Scorpion venom peptides, particularly those derived from Asian species, have garnered significant attention, offering therapeutic potential in pain management, cancer, anticoagulation, and infectious diseases. This review provides a comprehensive analysis of scorpion venom peptides, focusing on their roles as voltage-gated sodium (Nav), potassium (Kv), and calcium (Cav) channel modulators. It analyzed Nav1.7 inhibition for analgesia, Kv1.3 blockade for anticancer activity, and membrane disruption for antimicrobial effects. While the low targeting specificity and high toxicity of some scorpion venom peptides pose challenges to their clinical application, recent research has made strides in overcoming these limitations. This review summarizes the latest progress in scorpion venom peptide research, discussing their mechanisms of action, therapeutic potential, and challenges in clinical translation. This work aims to provide new insights and directions for the development of novel therapeutic drugs.

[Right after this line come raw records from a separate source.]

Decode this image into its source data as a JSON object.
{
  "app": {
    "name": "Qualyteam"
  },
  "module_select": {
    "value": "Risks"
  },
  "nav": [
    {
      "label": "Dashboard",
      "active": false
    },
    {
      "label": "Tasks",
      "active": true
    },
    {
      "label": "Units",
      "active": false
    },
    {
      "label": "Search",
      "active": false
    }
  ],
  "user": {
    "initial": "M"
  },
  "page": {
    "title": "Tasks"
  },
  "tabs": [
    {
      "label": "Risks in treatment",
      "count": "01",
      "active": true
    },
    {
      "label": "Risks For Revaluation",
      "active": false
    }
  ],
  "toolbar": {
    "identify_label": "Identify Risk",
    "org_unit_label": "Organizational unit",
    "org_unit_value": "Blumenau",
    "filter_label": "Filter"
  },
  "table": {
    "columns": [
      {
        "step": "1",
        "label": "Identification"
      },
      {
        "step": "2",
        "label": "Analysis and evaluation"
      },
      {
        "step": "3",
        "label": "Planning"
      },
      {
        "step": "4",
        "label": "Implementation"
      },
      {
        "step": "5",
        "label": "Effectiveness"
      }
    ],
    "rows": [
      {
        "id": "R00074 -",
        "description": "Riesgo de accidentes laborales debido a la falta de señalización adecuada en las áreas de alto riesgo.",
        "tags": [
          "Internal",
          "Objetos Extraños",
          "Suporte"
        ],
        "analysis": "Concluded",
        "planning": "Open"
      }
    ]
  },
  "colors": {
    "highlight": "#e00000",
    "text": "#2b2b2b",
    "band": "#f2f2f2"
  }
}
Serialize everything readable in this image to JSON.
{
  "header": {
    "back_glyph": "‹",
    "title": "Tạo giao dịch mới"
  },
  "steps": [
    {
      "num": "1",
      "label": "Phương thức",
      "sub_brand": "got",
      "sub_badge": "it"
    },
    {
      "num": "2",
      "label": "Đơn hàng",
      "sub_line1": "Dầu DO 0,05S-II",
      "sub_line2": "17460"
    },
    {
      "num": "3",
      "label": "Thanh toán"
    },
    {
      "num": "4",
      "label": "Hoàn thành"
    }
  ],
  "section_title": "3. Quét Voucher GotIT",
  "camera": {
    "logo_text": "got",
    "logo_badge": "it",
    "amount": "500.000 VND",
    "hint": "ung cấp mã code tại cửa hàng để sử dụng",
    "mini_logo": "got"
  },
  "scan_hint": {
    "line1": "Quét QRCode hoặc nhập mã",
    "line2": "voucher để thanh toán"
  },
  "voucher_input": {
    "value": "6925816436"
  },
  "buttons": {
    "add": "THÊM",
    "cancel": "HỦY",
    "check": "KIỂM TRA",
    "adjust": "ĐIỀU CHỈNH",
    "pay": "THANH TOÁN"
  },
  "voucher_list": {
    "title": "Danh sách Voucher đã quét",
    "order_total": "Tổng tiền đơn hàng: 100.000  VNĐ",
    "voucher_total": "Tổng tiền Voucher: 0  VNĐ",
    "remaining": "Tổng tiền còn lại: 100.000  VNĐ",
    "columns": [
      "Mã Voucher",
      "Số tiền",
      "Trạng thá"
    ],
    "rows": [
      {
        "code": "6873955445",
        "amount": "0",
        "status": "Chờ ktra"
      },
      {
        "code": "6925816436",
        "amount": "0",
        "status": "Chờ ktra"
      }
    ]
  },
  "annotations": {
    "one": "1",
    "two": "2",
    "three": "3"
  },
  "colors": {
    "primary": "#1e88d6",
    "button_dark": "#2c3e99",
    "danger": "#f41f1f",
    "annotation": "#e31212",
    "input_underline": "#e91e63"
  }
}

Keywords: ion channel blocker; membrane-targeting mechanisms; peptide engineering; scorpion venom peptides; therapeutic potential.

Figure 1

Potential targets of scorpion venom peptides in pain management. Scorpion venom peptides exert their analgesic effects primarily by modulating pain-related ion channels, including VGSCs (green), VGPCs (red), VGCCs (blue), TRPs (purple), purinergic P2X ion channels (yellow), and ASICs (orange).

Figure 2

Structural characteristics of VGSCs. (a) In mammals, sodium channels are composed of an α-subunit and one or more β-subunits. The α-subunit consists of four homologous domains: DI (orange), DII (green), DIII (turquoise blue), and DIV (blue). Each domain is made up of six transmembrane segments (S1–S6), where S1–S4 form the voltage-sensing domain and S5–S6 constitute the pore-forming domain. The positively charged amino acid residues on the S4 segment detect changes in membrane potential and regulate the opening of the sodium channel. The intracellular loop between DIII and DIV functions as an inactivation gate, closing the sodium channel during rapid inactivation. The β subunit (yellow) consists of an N-terminal extracellular immunoglobulin (Ig)-like fold, a transmembrane segment, and a short intracellular C-terminus. It is an auxiliary component of the VGSC and does not participate in the formation of the pore. (b) Sodium ion channels exist in three states: the resting state, the activated state, and the inactivated state. When in the activated state, the channel opens, allowing the influx of sodium ions. Abnormal activation of sodium ion channels can lead to the generation of pain responses in the body.

Figure 3

Scorpion venom peptides with analgesic activity and their modes of action. Analgesic scorpion venom peptides targeting sodium channels are divided into three categories: (1) those targeting a single sodium channel, (2) those targeting multiple sodium channels, and (3) those that have not been fully explored. These peptides are further classified into α-toxin (green) and β-toxin (blue), based on distinct action sites on VGSCs and their electrophysiological properties. The scorpion venom peptides that have not yet been clearly classified are represented in gray.